We would do well to remember Carter's speech in today's context not for a word it never offered—malaise—but for the warnings it provided. Carter was right to suggest that the energy crisis of 1979 had to do with our moral shortcomings—our culture's penchant for selfish individualism and its desire to live without limits or a sense of a public good. Those are not bad lessons to heed today, as we think about our current energy crisis. After all, we should have readied ourselves during the go-go 1990s for the problems we face at the gas pumps now instead of rushing out to purchase SUVs and Hummers in record numbers.

We would also do well to remember the sort of complexity and humility that Carter tried to inject into political rhetoric. Some think of Carter as wishy-washy, as a leader who didn't lead. And there are truths in that assessment.
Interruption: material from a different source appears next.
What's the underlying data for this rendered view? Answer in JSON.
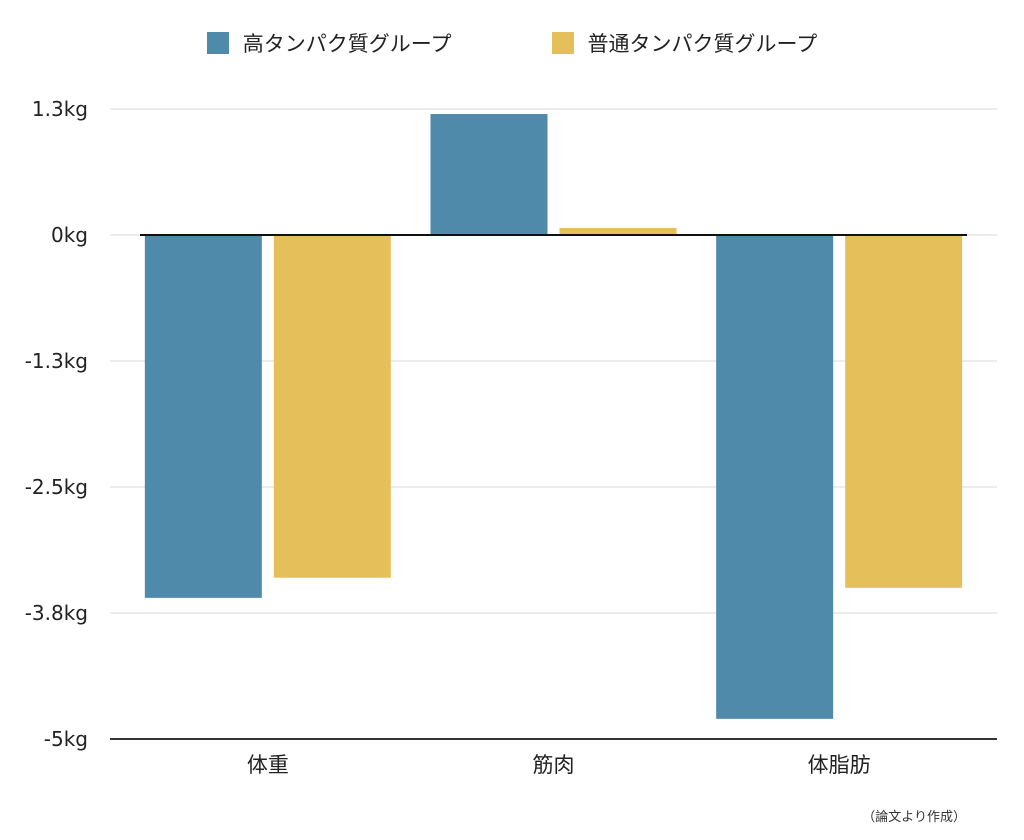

But he also called for patriotism—a return to "confidence" in America—while holding onto a sense of national humility that the energy crisis made imperative. Carter was unwilling to pander to the people. He said instead, let us examine our way of life with its "self-indulgence." He refused to place all the blame on government and turned some of it back to the people.

In the end, Carter dropped the ball. He didn't have the requisite political skills to work with Congress and get things moving. His presidency was such damaged goods that few would work with him. He didn't think long term enough to figure out how to implement the policies he had set out. But in his failure, he left behind a possibility. He left behind a way of talking about the country's promise and its need to confront what is undoubtedly one of its biggest challenges—to solve the energy crisis in a way that takes seriously both our limits and our greatness.

Kevin Mattson teaches history at Ohio University and is author most recently of Rebels All!: A Short History of the Conservative Mind in Postwar America. He's writing a book about Jimmy Carter's 1979 "Crisis of Confidence" speech.